Sensores y tiempo de estabilización
El consumo de un sensor tampoco debe limitarse al instante en que se realiza la medición.
Algunos dispositivos necesitan permanecer alimentados durante un tiempo antes de ofrecer un resultado válido. Puede ser necesario esperar a que el sensor se estabilice, realizar varias lecturas o mantener activos determinados circuitos auxiliares.
Por este motivo, conviene analizar el ciclo completo de adquisición: desde que se alimenta el sensor hasta que finaliza la medición y puede volver a apagarse.
La frecuencia también es determinante. Un sensor de consumo reducido puede tener un impacto importante si se activa miles de veces al día, mientras que un sensor con una corriente más elevada puede representar una parte pequeña del presupuesto energético si solo funciona durante unos segundos.

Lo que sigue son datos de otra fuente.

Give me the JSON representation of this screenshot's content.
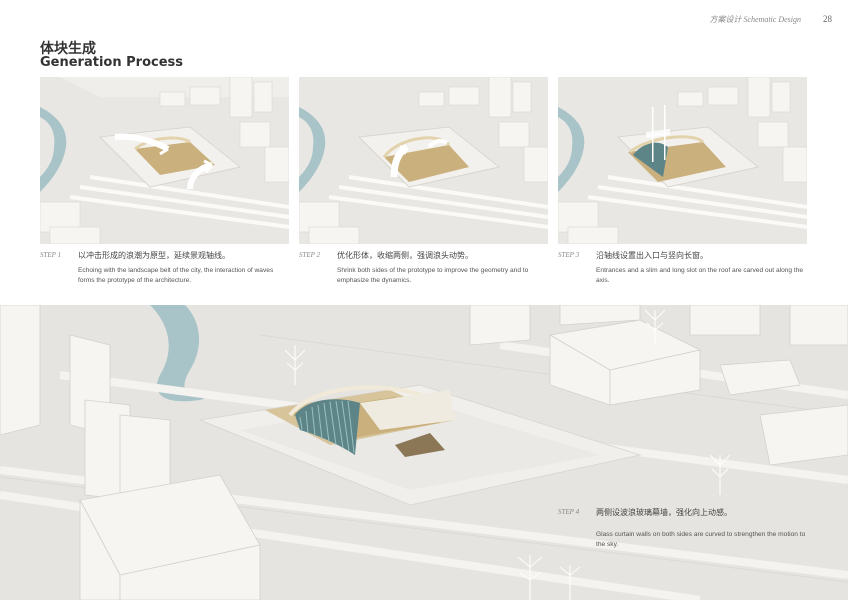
{
  "header": {
    "section": "方案设计   Schematic Design",
    "page_number": "28"
  },
  "title": {
    "cn": "体块生成",
    "en": "Generation Process"
  },
  "steps": [
    {
      "label": "STEP 1",
      "cn": "以冲击形成的浪潮为原型，延续景观轴线。",
      "en": "Echoing with the landscape belt of the city, the interaction of waves forms the prototype of the architecture."
    },
    {
      "label": "STEP 2",
      "cn": "优化形体，收缩两侧，强调浪头动势。",
      "en": "Shrink both sides of the prototype to improve the geometry and to emphasize the dynamics."
    },
    {
      "label": "STEP 3",
      "cn": "沿轴线设置出入口与竖向长窗。",
      "en": "Entrances and a slim and long slot on the roof are carved out along the axis."
    },
    {
      "label": "STEP 4",
      "cn": "两侧设波浪玻璃幕墙，强化向上动感。",
      "en": "Glass curtain walls on both sides are curved to strengthen the motion to the sky."
    }
  ],
  "colors": {
    "background": "#ffffff",
    "model_base": "#e9e7e3",
    "building_white": "#f6f5f2",
    "river": "#a9c4c8",
    "gold_interior": "#c9b07c",
    "glass": "#5d8588",
    "text_dark": "#333333",
    "text_caption": "#888888"
  }
}
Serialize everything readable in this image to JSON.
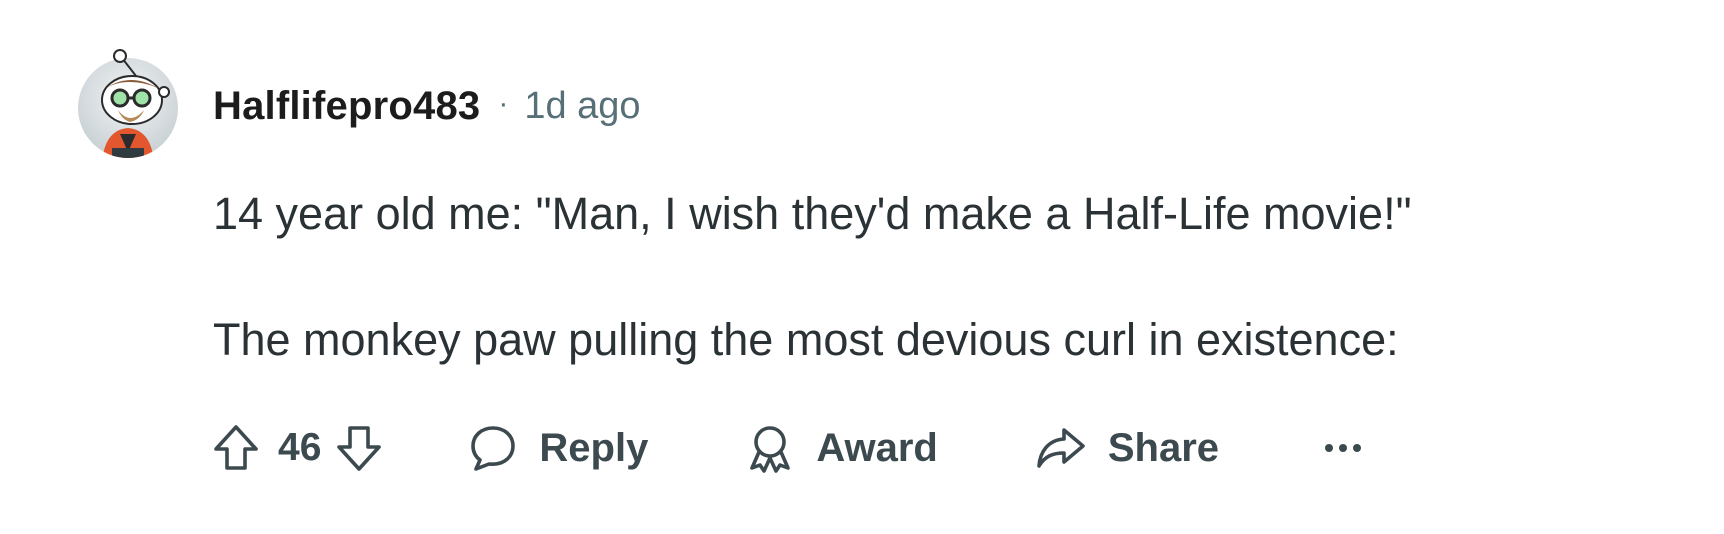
{
  "comment": {
    "author": "Halflifepro483",
    "separator": "·",
    "time": "1d ago",
    "paragraphs": [
      "14 year old me: \"Man, I wish they'd make a Half-Life movie!\"",
      "The monkey paw pulling the most devious curl in existence:"
    ],
    "avatar_icon": "snoo-avatar-icon"
  },
  "actions": {
    "upvote_icon": "arrow-up-icon",
    "vote_count": "46",
    "downvote_icon": "arrow-down-icon",
    "reply_label": "Reply",
    "reply_icon": "speech-bubble-icon",
    "award_label": "Award",
    "award_icon": "award-ribbon-icon",
    "share_label": "Share",
    "share_icon": "share-arrow-icon",
    "more_icon": "ellipsis-icon"
  },
  "colors": {
    "text_primary": "#1c1c1c",
    "text_body": "#2a3236",
    "text_meta": "#576f76",
    "icon_gray": "#3c4a50"
  }
}
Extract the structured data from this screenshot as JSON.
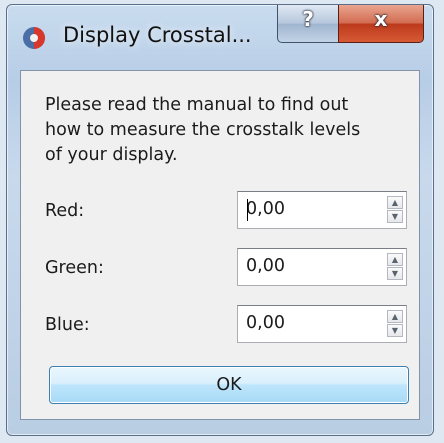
{
  "window": {
    "title": "Display Crosstal...",
    "help_glyph": "?",
    "close_glyph": "x",
    "app_icon": "qt-app-icon"
  },
  "dialog": {
    "message": "Please read the manual to find out\nhow to measure the crosstalk levels\nof your display.",
    "fields": [
      {
        "label": "Red:",
        "value": "0,00"
      },
      {
        "label": "Green:",
        "value": "0,00"
      },
      {
        "label": "Blue:",
        "value": "0,00"
      }
    ],
    "ok_label": "OK"
  },
  "colors": {
    "close_button": "#c8432a",
    "ok_border": "#3c7fb1"
  }
}
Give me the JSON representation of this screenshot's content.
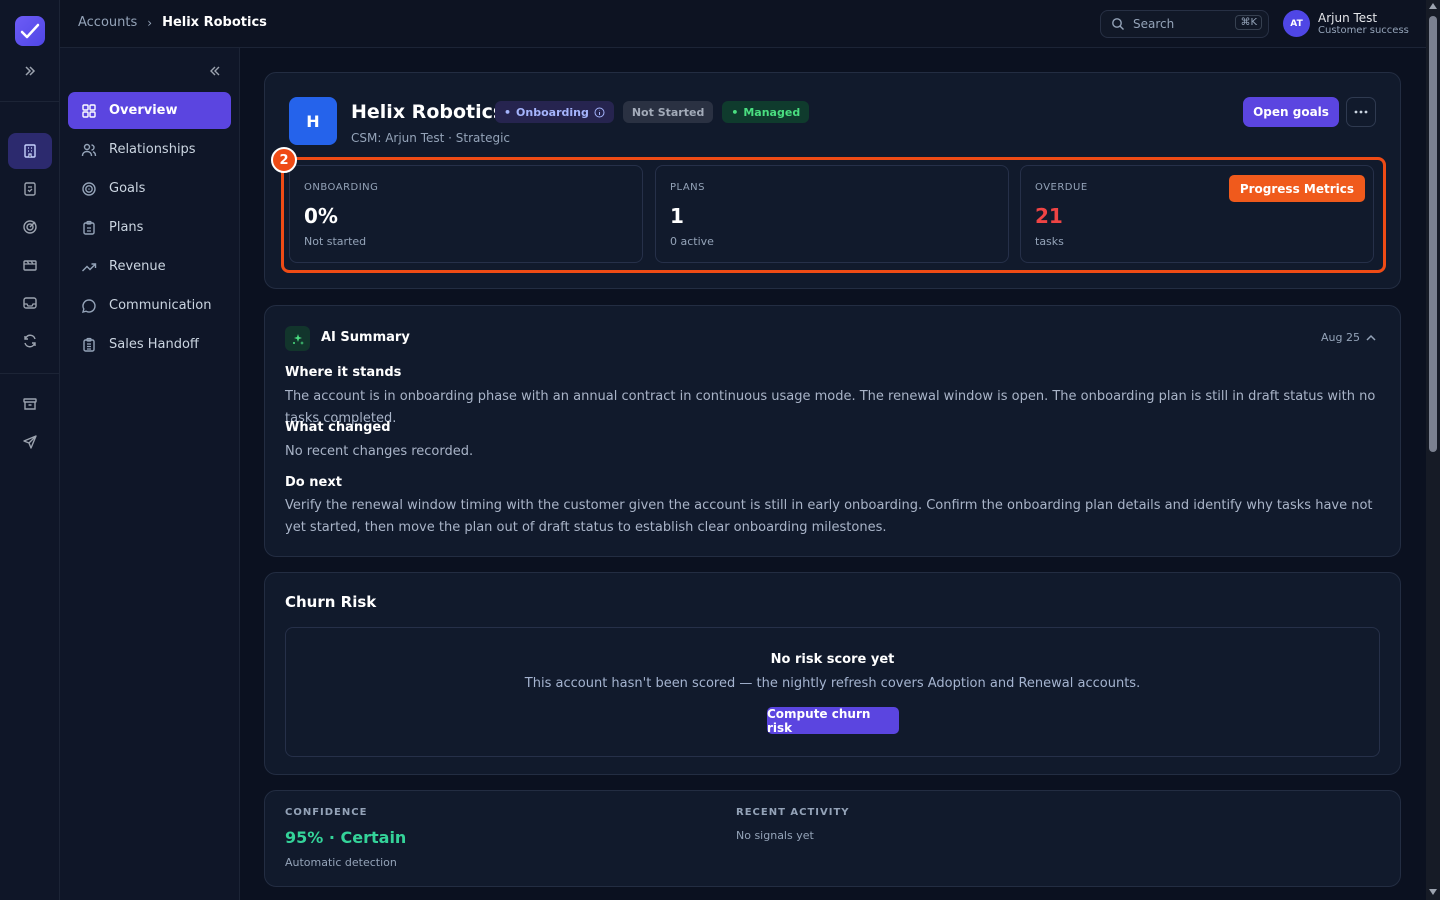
{
  "topbar": {
    "breadcrumbs": [
      "Accounts",
      "Helix Robotics"
    ],
    "search_placeholder": "Search",
    "search_shortcut": "⌘K",
    "user": {
      "initials": "AT",
      "name": "Arjun Test",
      "role": "Customer success"
    }
  },
  "rail": {
    "icons": [
      "accounts-icon",
      "tasks-icon",
      "goals-icon",
      "sprints-icon",
      "inbox-icon",
      "sync-icon",
      "archive-icon",
      "send-icon"
    ],
    "active": "accounts-icon"
  },
  "sidebar": {
    "items": [
      {
        "label": "Overview",
        "icon": "grid-icon",
        "active": true
      },
      {
        "label": "Relationships",
        "icon": "users-icon"
      },
      {
        "label": "Goals",
        "icon": "target-icon"
      },
      {
        "label": "Plans",
        "icon": "clipboard-icon"
      },
      {
        "label": "Revenue",
        "icon": "trend-icon"
      },
      {
        "label": "Communication",
        "icon": "chat-icon"
      },
      {
        "label": "Sales Handoff",
        "icon": "clipboard-list-icon"
      }
    ]
  },
  "account": {
    "initial": "H",
    "name": "Helix Robotics",
    "badges": {
      "stage": "Onboarding",
      "status": "Not Started",
      "type": "Managed"
    },
    "subtitle": "CSM: Arjun Test · Strategic",
    "open_goals_label": "Open goals",
    "annotation_number": "2",
    "metrics": [
      {
        "label": "ONBOARDING",
        "value": "0%",
        "sub": "Not started"
      },
      {
        "label": "PLANS",
        "value": "1",
        "sub": "0 active"
      },
      {
        "label": "OVERDUE",
        "value": "21",
        "sub": "tasks",
        "tag": "Progress Metrics"
      }
    ]
  },
  "ai_summary": {
    "title": "AI Summary",
    "date": "Aug 25",
    "sections": [
      {
        "heading": "Where it stands",
        "text": "The account is in onboarding phase with an annual contract in continuous usage mode. The renewal window is open. The onboarding plan is still in draft status with no tasks completed."
      },
      {
        "heading": "What changed",
        "text": "No recent changes recorded."
      },
      {
        "heading": "Do next",
        "text": "Verify the renewal window timing with the customer given the account is still in early onboarding. Confirm the onboarding plan details and identify why tasks have not yet started, then move the plan out of draft status to establish clear onboarding milestones."
      }
    ]
  },
  "churn_risk": {
    "title": "Churn Risk",
    "empty_title": "No risk score yet",
    "empty_text": "This account hasn't been scored — the nightly refresh covers Adoption and Renewal accounts.",
    "button_label": "Compute churn risk"
  },
  "confidence": {
    "label": "CONFIDENCE",
    "value": "95% · Certain",
    "sub": "Automatic detection",
    "activity_label": "RECENT ACTIVITY",
    "activity_text": "No signals yet"
  },
  "colors": {
    "accent": "#5b45e0",
    "highlight": "#ef4b15",
    "overdue": "#ef4444",
    "success": "#34d399"
  }
}
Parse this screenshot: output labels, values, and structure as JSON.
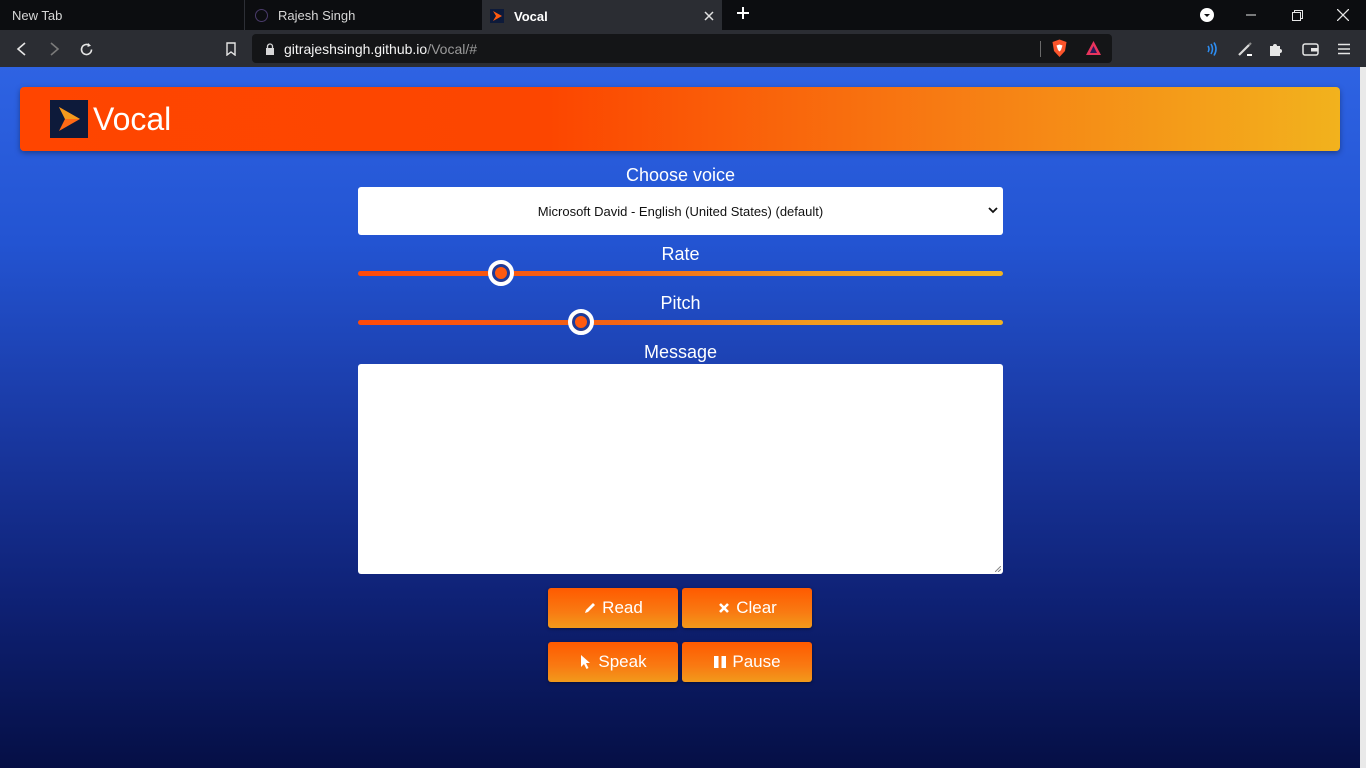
{
  "browser": {
    "tabs": [
      {
        "label": "New Tab",
        "active": false
      },
      {
        "label": "Rajesh Singh",
        "active": false
      },
      {
        "label": "Vocal",
        "active": true
      }
    ],
    "url": {
      "host": "gitrajeshsingh.github.io",
      "path": "/Vocal/#"
    }
  },
  "app": {
    "title": "Vocal",
    "brand_color": "#ff4500",
    "accent_color": "#f2b21d"
  },
  "form": {
    "voice_label": "Choose voice",
    "voice_selected": "Microsoft David - English (United States) (default)",
    "rate_label": "Rate",
    "rate_level": 0.21,
    "pitch_label": "Pitch",
    "pitch_level": 0.34,
    "message_label": "Message",
    "message_value": ""
  },
  "buttons": {
    "read": "Read",
    "clear": "Clear",
    "speak": "Speak",
    "pause": "Pause"
  }
}
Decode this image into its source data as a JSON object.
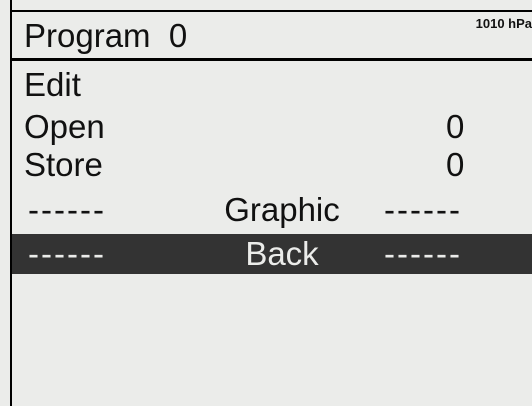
{
  "header": {
    "title": "Program  0",
    "pressure": "1010 hPa"
  },
  "menu": {
    "items": [
      {
        "label": "Edit",
        "value": ""
      },
      {
        "label": "Open",
        "value": "0"
      },
      {
        "label": "Store",
        "value": "0"
      }
    ],
    "graphic": {
      "dashes_left": "------",
      "label": "Graphic",
      "dashes_right": "------"
    },
    "back": {
      "dashes_left": "------",
      "label": "Back",
      "dashes_right": "------",
      "selected": true
    }
  },
  "colors": {
    "background": "#ebecea",
    "text": "#111111",
    "selection": "#333333"
  }
}
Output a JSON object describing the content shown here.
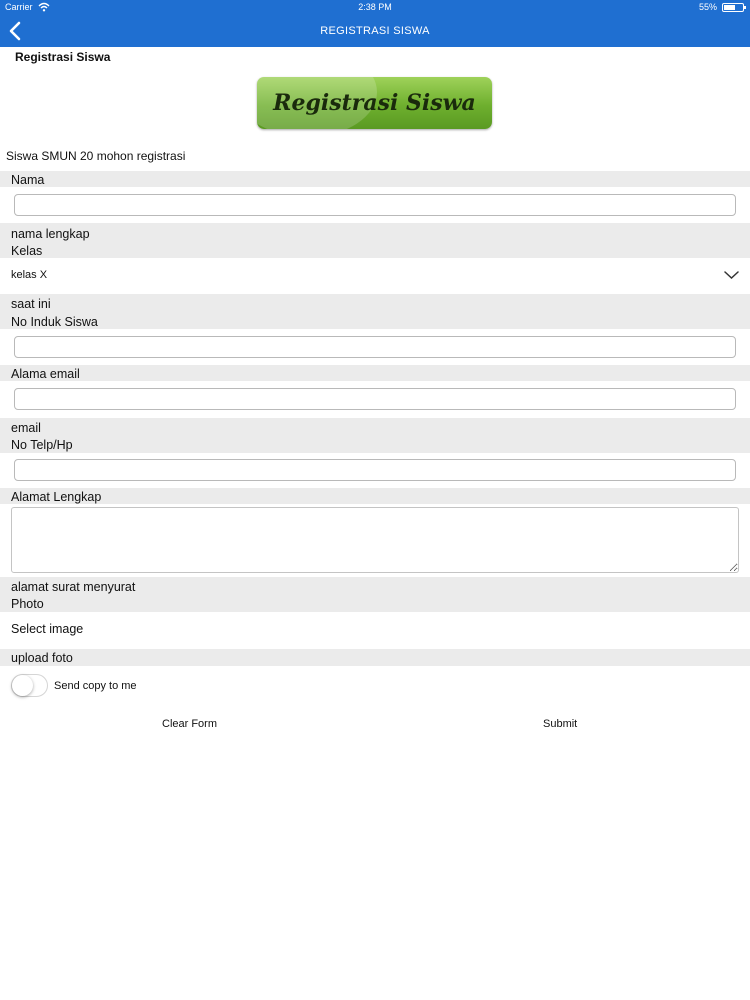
{
  "status_bar": {
    "carrier": "Carrier",
    "time": "2:38 PM",
    "battery": "55%"
  },
  "nav": {
    "title": "REGISTRASI SISWA"
  },
  "page": {
    "heading": "Registrasi Siswa",
    "banner_text": "Registrasi Siswa",
    "intro": "Siswa SMUN 20 mohon registrasi"
  },
  "form": {
    "nama_label": "Nama",
    "nama_hint": "nama lengkap",
    "kelas_label": "Kelas",
    "kelas_value": "kelas X",
    "kelas_hint": "saat ini",
    "nis_label": "No Induk Siswa",
    "email_label": "Alama email",
    "email_hint": "email",
    "telp_label": "No Telp/Hp",
    "alamat_label": "Alamat Lengkap",
    "alamat_hint": "alamat surat menyurat",
    "photo_label": "Photo",
    "select_image": "Select image",
    "photo_hint": "upload foto",
    "copy_label": "Send copy to me"
  },
  "buttons": {
    "clear": "Clear Form",
    "submit": "Submit"
  },
  "colors": {
    "navbar": "#1f6fd1",
    "band": "#ebebeb",
    "banner_green": "#6eaf2e"
  }
}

Optimizar este bloque puede consistir en reducir el tiempo de activación, evitar mediciones innecesarias o apagar completamente aquellos elementos que no necesitan permanecer disponibles entre ciclos.
Procesamiento: corriente frente a tiempo de ejecución
El consumo durante el procesamiento requiere analizar conjuntamente dos factores: la corriente necesaria para ejecutar una tarea y el tiempo que tarda en completarse.
Un procesador más potente puede consumir una corriente instantánea superior, pero finalizar una operación mucho antes. Otro procesador con un consumo menor podría necesitar más tiempo para realizar el mismo trabajo.
Por eso:
Más corriente no significa necesariamente menor autonomía. Lo importante es la energía total necesaria para completar cada operación.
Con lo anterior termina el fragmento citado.